To me, the ASA value potentially, although it is certainly not achieved all the time, would be an anesthesiologist recognition that this patient is at significant risk and maybe the preoperative/intraoperative care would be done somewhat differently if their risk is assigned to be higher.

Secondly, I am curious, I guess on my own personal bias, why you excluded trauma in your analysis and whether or not you included or excluded other emergency cases, or were all these cases elective, scheduled surgeries?

Dr. Daniel L. Davenport (Lexington, Kentucky): In terms of trauma, the NSQIP started in the VA; and because of the limited size of the trauma population, it was excluded early on. When the ASC NSQIP was implemented in the private sector, trauma patients were excluded because of the added complexity of this patient population and the lack of comparative data from the historical NSQIP. So our study, following the NSQIP protocol, did not include trauma patients.

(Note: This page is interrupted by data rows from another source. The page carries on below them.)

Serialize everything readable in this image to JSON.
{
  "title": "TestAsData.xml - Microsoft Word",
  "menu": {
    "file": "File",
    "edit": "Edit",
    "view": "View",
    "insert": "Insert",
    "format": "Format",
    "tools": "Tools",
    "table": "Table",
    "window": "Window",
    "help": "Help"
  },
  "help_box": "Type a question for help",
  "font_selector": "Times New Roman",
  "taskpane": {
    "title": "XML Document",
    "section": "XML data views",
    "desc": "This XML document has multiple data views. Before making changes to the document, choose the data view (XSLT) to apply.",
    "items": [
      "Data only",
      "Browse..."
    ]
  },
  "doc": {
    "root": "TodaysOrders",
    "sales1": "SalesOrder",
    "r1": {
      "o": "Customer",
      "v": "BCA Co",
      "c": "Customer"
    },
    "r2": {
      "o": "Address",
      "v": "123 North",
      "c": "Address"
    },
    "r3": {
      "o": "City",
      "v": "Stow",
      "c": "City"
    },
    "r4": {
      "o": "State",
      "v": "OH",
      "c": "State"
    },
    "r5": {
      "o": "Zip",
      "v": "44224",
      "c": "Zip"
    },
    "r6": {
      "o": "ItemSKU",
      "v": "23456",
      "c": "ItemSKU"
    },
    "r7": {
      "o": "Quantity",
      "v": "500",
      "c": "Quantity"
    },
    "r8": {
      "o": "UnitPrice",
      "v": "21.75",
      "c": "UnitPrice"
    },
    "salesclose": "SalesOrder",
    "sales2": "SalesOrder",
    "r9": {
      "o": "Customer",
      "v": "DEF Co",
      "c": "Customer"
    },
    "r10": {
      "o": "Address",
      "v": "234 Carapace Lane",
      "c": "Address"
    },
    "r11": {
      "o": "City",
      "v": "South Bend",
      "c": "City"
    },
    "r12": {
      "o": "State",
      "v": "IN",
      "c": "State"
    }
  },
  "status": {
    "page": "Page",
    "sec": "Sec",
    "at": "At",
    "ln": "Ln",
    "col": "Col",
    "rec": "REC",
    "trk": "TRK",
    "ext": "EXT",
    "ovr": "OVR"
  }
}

I agree with you that the ASA class is subjective in nature compared to the other more objective risk factors. They are all obtained preoperatively and the ASA class is a summary measure of the physical status of the patient by the anesthesiologist. So it is a bit apples and oranges. But, as was shown in one of our first slides, it does provide additional clinical information that impacts estimation of outcomes.

Dr. R. Scott Jones (Charlottesville, Virginia): I would just like to make a brief comment in that this particular issue has been under active consideration by the Steering Committee of the ACS NSQIP.

And as a follow-up to Dr. Zinner's comments, we have had active communication with that group about this matter last Tuesday. We discussed it in some detail, and have developed a Modeling Committee, which will include an external biostatistician to look at this particular matter: ASA on the risk adjustment calculation as well as other matters. So this is being attended to and will be analyzed and handled in a biostatistically and scientifically correct manner.